Most of the approximately 30 percent of AML patients whose leukaemia cells have a mutation in the FLT3 gene have a particularly poor prognosis, as their disease tends to be more aggressive and is associated with a higher incidence of relapse.

While targeted therapies have improved treatment for other blood cancers, there have been few advances in AML.

Midostaurin is an experimental drug that inhibits many enzymes, including mutant FLT3.

This Phase III, multinational, randomised trial analysed whether adding midostaurin to standard chemotherapy would improve survival when compared to standard chemotherapy alone in adults aged 18 to 60 with this mutation.

Investigators randomised 717 adult patients with FLT3-mutated AML to receive either midostaurin (360) in pill form or placebo (357) in addition to standard chemotherapy followed by one year of maintenance therapy with the new drug.
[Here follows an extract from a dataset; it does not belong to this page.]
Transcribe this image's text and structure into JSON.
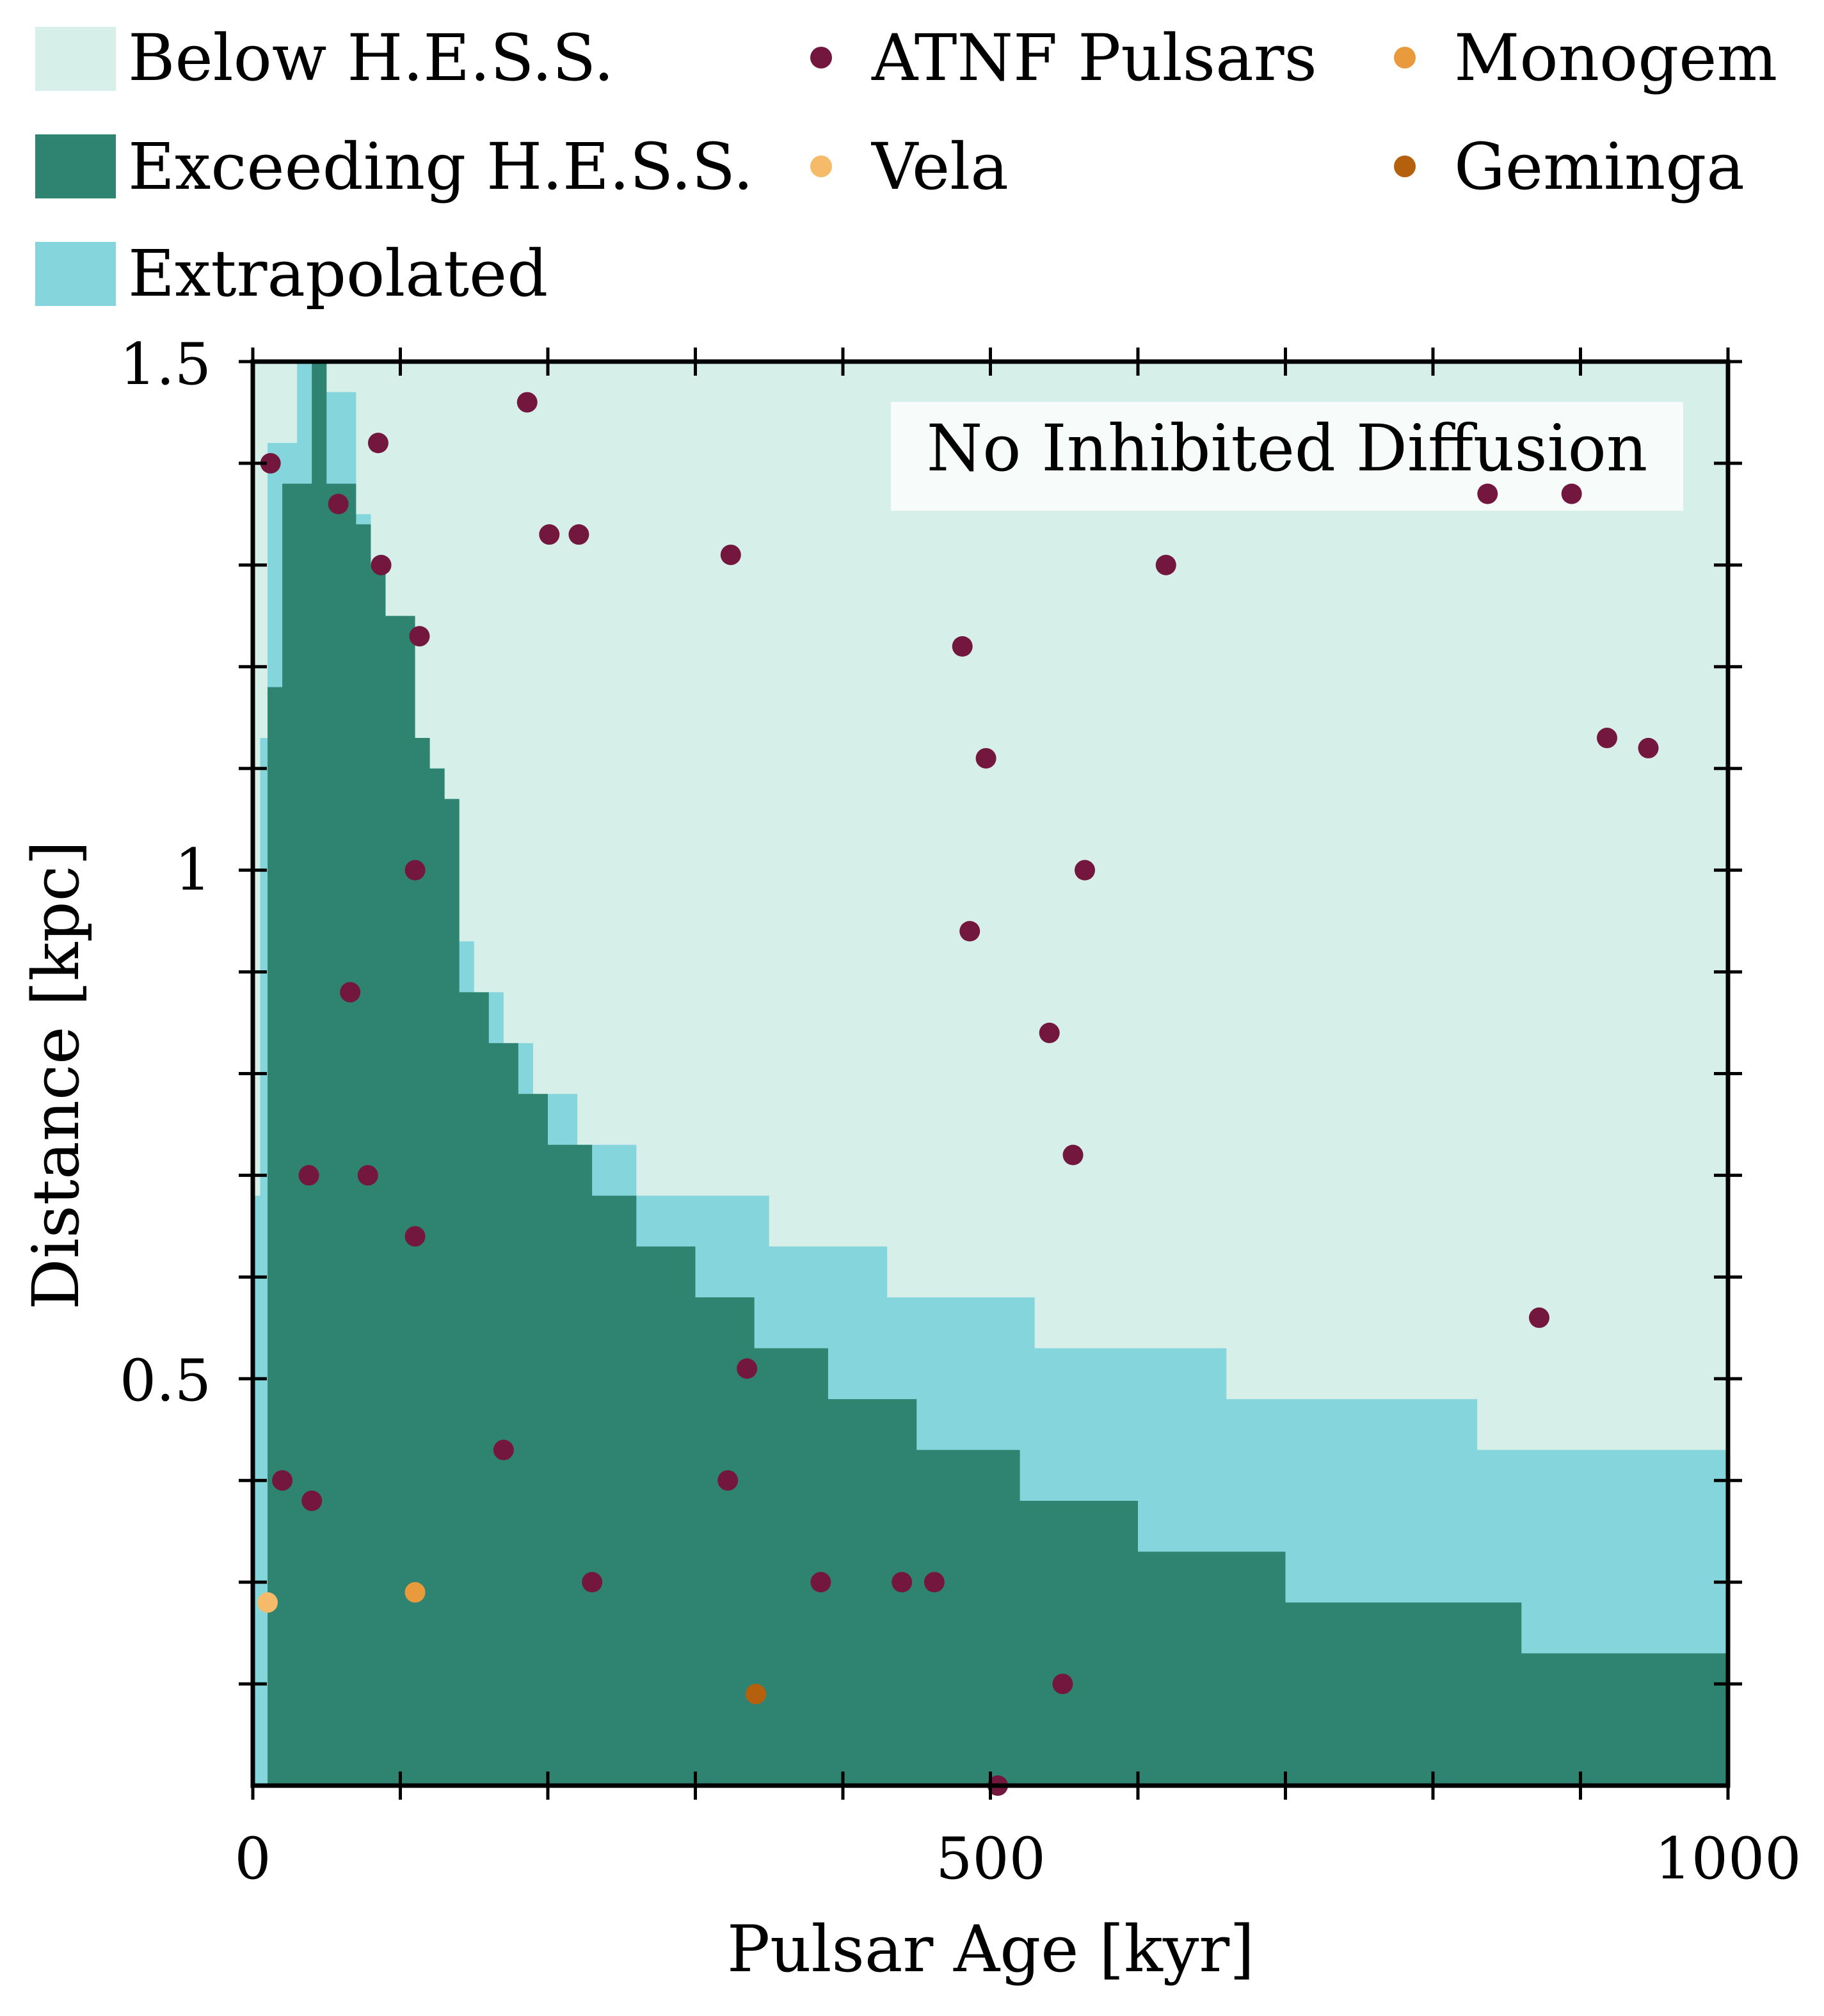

The median time to either failure to achieve remission, relapse, or death in patients who received midostaurin was eight months compared to only three months in the standard treatment arm.

Standard chemotherapy with midostaurin and one year of maintenance therapy significantly improved median overall survival (74.7 months compared to 26.0 in the group receiving only standard therapy).

These findings suggest that midostaurin improves outcomes in younger adults with AML with this mutation when added to the standard chemotherapy regimen.